Cette victoire, obtenue devant la Commercial Court d’Angleterre, évite à la société camerounaise une lourde condamnation financière à hauteur de milliards de Francs CFA.
La Société nationale de raffinage (Sonara) évite un choc financier majeur. En effet, l’entreprise camerounaise a remporté une bataille juridique contre le trader pétrolier nigérian Sahara Energy. Le verdict rendu public par la Commercial Court d’Angleterre a permis à la raffinerie d’échapper à une condamnation d’environ 100 milliards de FCFA, selon Harouna Bako, son directeur général.
L’origine du litige remonte à 2013, lorsque la Sonara et Sahara Energy signent un contrat d’approvisionnement en pétrole brut. Dès les premières livraisons, des ajustements contractuels sont opérés, et plusieurs avenants suivront.

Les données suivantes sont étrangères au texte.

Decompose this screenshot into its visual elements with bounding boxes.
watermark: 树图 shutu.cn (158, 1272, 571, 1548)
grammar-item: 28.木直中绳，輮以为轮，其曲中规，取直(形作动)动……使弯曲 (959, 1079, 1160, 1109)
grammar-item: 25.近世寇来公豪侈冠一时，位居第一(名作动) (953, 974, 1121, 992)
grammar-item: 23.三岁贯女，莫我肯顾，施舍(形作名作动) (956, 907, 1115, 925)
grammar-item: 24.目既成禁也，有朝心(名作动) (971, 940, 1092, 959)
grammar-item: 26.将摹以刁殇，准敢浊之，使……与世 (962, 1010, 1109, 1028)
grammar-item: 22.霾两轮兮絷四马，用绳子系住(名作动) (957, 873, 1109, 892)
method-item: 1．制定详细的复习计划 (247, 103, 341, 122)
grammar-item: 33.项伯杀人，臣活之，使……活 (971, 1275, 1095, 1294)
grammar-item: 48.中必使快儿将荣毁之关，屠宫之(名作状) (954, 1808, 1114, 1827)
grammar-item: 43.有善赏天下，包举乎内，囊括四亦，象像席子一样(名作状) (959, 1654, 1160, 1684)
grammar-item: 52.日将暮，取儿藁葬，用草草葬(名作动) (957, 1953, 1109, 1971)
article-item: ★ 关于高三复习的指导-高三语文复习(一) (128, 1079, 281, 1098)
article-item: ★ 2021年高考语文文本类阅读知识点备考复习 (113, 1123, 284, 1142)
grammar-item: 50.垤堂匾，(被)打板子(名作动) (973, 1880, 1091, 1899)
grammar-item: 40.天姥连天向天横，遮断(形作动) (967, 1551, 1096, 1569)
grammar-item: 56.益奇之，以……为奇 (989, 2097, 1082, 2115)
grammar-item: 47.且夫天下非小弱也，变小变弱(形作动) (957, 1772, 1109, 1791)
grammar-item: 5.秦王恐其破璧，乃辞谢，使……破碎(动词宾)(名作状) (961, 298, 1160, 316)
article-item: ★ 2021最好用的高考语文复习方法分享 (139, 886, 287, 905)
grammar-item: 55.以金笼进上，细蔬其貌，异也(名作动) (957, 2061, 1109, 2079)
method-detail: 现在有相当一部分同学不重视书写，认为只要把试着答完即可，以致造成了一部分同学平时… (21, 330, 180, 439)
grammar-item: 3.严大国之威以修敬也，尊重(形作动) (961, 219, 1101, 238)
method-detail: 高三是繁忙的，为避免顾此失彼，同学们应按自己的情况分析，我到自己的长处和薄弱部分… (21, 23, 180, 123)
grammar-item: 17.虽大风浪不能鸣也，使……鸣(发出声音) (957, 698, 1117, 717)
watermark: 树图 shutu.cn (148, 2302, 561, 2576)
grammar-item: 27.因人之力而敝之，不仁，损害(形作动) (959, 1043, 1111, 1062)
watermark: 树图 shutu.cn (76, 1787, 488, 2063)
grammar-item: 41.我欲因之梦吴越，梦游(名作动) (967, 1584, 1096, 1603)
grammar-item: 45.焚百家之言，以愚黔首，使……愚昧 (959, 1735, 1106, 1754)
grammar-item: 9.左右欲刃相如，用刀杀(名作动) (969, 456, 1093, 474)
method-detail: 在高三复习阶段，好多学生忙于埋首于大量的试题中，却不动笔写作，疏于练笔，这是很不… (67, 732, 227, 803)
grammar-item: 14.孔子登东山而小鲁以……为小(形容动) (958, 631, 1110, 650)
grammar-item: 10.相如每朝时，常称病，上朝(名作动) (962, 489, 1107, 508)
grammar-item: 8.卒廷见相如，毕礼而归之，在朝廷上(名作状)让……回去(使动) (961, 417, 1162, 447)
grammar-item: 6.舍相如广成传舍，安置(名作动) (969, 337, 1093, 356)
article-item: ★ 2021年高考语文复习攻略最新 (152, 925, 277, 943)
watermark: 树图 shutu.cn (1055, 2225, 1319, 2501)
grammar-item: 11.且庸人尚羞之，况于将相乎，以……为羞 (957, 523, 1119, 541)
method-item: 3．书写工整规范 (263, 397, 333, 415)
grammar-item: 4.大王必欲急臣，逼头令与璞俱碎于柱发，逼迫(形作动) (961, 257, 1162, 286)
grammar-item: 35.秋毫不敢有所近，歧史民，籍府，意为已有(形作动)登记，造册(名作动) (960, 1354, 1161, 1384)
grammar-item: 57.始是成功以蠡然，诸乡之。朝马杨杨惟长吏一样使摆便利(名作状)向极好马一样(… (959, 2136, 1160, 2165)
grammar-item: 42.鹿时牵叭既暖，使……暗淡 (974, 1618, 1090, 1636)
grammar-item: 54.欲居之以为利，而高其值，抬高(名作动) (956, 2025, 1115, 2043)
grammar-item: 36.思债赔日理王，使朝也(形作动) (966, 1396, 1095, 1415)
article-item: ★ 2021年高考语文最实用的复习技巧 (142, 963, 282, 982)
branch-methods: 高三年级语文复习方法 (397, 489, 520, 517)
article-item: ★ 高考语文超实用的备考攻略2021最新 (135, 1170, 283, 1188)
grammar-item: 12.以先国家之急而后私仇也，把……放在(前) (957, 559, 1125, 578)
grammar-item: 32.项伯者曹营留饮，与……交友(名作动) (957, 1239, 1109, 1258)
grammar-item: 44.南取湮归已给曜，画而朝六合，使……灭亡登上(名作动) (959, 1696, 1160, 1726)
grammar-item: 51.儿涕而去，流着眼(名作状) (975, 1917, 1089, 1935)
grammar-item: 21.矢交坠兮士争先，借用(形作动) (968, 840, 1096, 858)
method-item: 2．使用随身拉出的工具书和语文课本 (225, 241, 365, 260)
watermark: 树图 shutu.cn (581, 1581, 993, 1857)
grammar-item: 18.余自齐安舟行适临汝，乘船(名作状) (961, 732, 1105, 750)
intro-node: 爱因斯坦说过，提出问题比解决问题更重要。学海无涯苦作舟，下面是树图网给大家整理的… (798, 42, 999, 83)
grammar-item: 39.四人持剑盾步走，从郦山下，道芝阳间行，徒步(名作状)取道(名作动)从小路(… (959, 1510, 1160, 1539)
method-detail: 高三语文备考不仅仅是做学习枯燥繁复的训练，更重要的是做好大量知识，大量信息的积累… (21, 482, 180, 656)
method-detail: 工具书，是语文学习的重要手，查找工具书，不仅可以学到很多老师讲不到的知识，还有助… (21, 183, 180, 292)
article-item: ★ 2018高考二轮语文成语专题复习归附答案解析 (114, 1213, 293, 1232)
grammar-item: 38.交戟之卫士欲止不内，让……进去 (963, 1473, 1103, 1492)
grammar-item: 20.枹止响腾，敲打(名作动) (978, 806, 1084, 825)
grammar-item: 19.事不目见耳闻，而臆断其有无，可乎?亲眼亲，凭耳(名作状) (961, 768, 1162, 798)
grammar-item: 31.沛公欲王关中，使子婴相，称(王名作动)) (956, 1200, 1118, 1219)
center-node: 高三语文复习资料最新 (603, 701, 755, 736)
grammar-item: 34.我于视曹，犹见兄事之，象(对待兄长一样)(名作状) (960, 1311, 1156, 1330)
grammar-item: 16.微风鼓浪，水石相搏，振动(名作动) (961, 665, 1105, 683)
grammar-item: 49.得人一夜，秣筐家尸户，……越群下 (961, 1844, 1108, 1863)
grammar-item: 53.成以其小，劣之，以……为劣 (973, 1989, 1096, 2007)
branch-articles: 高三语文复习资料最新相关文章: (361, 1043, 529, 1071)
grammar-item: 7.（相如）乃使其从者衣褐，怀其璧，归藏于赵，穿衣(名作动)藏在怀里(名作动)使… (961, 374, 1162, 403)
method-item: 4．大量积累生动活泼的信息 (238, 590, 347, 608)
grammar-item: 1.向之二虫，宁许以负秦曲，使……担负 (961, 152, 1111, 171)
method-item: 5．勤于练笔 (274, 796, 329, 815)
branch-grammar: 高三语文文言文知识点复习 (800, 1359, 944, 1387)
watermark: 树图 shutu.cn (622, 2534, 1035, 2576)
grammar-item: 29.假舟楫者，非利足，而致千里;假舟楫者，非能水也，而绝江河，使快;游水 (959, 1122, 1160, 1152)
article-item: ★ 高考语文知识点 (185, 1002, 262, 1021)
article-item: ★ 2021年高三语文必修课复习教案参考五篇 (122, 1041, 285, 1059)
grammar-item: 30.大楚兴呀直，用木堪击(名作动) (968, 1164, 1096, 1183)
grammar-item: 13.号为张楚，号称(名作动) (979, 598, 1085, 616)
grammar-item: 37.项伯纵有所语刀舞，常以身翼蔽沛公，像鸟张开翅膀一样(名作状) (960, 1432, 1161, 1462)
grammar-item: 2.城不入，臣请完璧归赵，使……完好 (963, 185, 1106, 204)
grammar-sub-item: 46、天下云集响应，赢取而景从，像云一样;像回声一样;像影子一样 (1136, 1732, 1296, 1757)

Mais la raffinerie camerounaise, en proie à des difficultés financières récurrentes, peine à respecter ses délais de paiement. Alors que les paiements étaient censés intervenir dans les quatre mois suivant les livraisons, la Sonara accumule les retards, n’honorant ses dettes qu’en 2016 et 2019. Cette situation crée des tensions avec Sahara Energy, dont les pertes financières sont amplifiées par des prêts conséquents octroyés par des banques comme Access Bank et Ecobank.
Face à ces difficultés de paiement, Sahara Energy cherche à obtenir des compensations pour couvrir les intérêts accumulés, les pénalités de retard et les pertes de change liées aux fluctuations des devises. Le trader nigérian, qui avait contracté des prêts de grande ampleur, estime que la Sonara lui doit des indemnités substantielles, et le différend prend une tournure judiciaire en 2024. Le cœur de la bataille juridique : un « Rapport Commun » signé en 2019, dans lequel Sahara Energy voit un engagement formel de la Sonara à verser des indemnités supplémentaires. Pour la raffinerie, ce document n’a aucune valeur contractuelle contraignante, position qui sera finalement retenue par la justice.
L’affrontement judiciaire à Londres
Le procès s’est ouvert en octobre 2024 devant la Commercial Court d’Angleterre et du Pays de Galles. L’enjeu était de taille : déterminer si la Sonara était effectivement tenue de verser les compensations demandées par Sahara Energy. Cinq points cruciaux ont été examinés : l’application des pénalités pour retard de paiement, la validité du « Rapport Commun » signé en 2019, la prescription des demandes de Sahara Energy, et la reconnaissance des pertes imprévues. Ce dernier aspect était d’autant plus important que Sahara Energy avait invoqué des pertes de change imprévues, notamment en raison de l’évolution défavorable du taux de change du Libor.
Le tribunal a rendu son jugement en décembre 2024, rejetant fermement toutes les demandes de Sahara Energy. La juge Sara Cockerill a estimé que les réclamations étaient prescrites, car aucune reconnaissance de dette n’avait été faite par la Sonara. De plus, les pertes de change évoquées par le trader n’étaient pas considérées comme prévisibles au moment de la signature du contrat. Finalement, la cour a également validé la position de la Sonara concernant l’article 8 du contrat, concluant que ce dernier ne constituait pas un code d’indemnisation complet et qu’elle était exonérée des pertes imprévues. Un soulagement majeur pour la Sonara, mais cette victoire ne marque pas la fin de ses difficultés.
Malgré cette issue favorable, la Sonara reste confrontée à des défis financiers majeurs. La raffinerie, dont l’endettement a atteint des sommets alarmants – 1 000 milliards de FCFA en 2020 – lutte pour sa survie. Le soutien de l’État reste essentiel pour éviter une catastrophe économique. C’est dans ce contexte difficile que le gouvernement a mis en place une taxe spéciale sur le carburant, fixée à 47,8 FCFA par litre, afin de financer l’assainissement des finances de la Sonara. À la fin du mois d’octobre 2024, cette taxe avait permis de collecter environ 353 milliards de FCFA, une somme qui devrait encore croître dans les années à venir pour parvenir à équilibrer les comptes de la raffinerie.
En dépit des mesures mises en place, la Sonara reste sous une pression constante. En septembre 2023, elle a pu honorer une dette de 14 milliards de FCFA envers le trader suisse Trafigura, mais les défis demeurent. L’avenir de la raffinerie camerounaise dépendra en grande partie de sa capacité à restaurer sa solvabilité tout en bénéficiant du soutien continu de l’État. Une tâche complexe, d’autant plus que les perspectives d’une reprise économique rapide semblent incertaines. La Sonara doit désormais non seulement rétablir ses finances, mais aussi faire face à des défis structurels pour assurer sa pérennité.